Ah yes, another person who thinks that someone saying any public figure not having the best intentions of God, the universe and puppies in mind is somehow the very same type of person to grab the hem of your coat as you pass, begging you to look up and see the lizards coming out of the giant eye of the pyramid or something.
People who blow off any thought of a public figure with power abusing that power are fools, not serious. History is chock full of small groups of people doing things against public interest for their own benefit. Now that we're in an age of instantaneous secure communication, all of the sudden nothing like that is going on and thinking that it might is grounds to have you mental health examined, or at least derision?
No wonder middle class is dying, it's too easily led away from noticing the people who are killing it, and all it takes is some mindless drivel and a snide remark, usually about tinfoil clothing...
You should ponder upon why Judeo-Christian religions (of which Islam is an off-shoot) are so vastly popular. And if you do, you will find that it is an average person's deep-seated desire for a concise, clear set of rules to govern society that is at the very heart of it. Mock that desire it at your own peril.
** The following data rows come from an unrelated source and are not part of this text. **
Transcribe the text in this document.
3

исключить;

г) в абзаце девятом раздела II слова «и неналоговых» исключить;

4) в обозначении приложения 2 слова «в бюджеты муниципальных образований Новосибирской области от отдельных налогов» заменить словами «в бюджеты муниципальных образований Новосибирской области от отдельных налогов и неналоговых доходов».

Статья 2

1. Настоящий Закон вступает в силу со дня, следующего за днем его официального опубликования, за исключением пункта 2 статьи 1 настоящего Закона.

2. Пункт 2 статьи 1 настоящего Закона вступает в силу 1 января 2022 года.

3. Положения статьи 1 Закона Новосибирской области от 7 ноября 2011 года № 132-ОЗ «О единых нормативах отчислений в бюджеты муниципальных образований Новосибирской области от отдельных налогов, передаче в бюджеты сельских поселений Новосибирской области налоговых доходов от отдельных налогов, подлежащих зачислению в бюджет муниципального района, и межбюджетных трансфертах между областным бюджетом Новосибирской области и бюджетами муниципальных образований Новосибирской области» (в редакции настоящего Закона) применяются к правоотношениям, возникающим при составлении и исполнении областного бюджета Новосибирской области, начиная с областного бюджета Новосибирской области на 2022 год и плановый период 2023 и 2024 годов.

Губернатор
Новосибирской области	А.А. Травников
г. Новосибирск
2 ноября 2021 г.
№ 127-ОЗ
You always need an arbitration process to prevent abuse.
And that is different from, say, the US constitution, how exactly?
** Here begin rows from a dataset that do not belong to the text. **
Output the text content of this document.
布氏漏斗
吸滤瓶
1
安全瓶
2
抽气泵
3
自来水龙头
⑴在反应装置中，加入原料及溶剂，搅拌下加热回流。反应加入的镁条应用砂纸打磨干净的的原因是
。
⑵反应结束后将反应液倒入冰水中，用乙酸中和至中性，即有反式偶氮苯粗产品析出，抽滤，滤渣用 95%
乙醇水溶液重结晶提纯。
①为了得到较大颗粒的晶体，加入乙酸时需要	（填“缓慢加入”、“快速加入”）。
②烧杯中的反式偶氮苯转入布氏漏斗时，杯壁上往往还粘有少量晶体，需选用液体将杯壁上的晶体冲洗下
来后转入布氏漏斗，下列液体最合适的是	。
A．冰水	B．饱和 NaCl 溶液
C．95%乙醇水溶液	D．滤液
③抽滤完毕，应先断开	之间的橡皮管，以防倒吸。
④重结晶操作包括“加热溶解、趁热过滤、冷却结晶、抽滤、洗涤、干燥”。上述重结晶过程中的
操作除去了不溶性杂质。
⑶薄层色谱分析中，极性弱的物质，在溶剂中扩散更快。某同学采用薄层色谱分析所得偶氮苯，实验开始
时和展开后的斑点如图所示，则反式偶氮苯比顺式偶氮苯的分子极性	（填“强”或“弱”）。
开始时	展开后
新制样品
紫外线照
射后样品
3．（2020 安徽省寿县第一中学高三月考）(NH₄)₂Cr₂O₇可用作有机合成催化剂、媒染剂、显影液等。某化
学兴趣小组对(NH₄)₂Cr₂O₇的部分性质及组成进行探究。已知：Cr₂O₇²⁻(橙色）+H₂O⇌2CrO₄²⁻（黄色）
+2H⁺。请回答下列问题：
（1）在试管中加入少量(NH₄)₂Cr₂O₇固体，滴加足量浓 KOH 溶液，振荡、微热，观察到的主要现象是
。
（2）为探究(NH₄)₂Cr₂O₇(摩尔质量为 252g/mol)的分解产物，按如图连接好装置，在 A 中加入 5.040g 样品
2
The difference between law and religion is that laws are man-made, and subject to alteration by men, religions are supposedly handed down from a deity and as such unalterable by men. They do not differ however when it comes to the method of application: both operate based on a set of rules, all of which are final (but in the case of laws of men, subject to change in the course of history).
Bullshit. Well designed laws, even though they can be changed, require less and less modifications as more refined they become. Bullshit, byzantine, intellectual diarrhoea "laws" are in a state of constant chaotic flux and become more and more confused and voluminous as the time passes, because confusion and chaos are their very purpose.
Again, bullshit. Religions do that because they have no mechanism to correct their "commandments". Human laws do. But that does not mean that a correction must always be uniformly in the direction of more complexity. In fact the whole art of law-making is to go in the precisely the opposite direction, to formulate simple laws in such a way as to cover all cases.
Total nonsense, as I already pointed out.
This has nothing to do with "subtlety" and "nuance". It has to do with byzantine, arcane, sets of incomprehensible to an average citizen rules, purposefully formulated so in a special religious language so that he or she has no chance ever being able to deal with them without assistance of a special priest.
The true "subtlety" and "nuance" are part of law making, whereby the law has to be formulated in such a clever way as to maintain total clarity and to prevent the need for any arcane "interpretations" at the time of its application.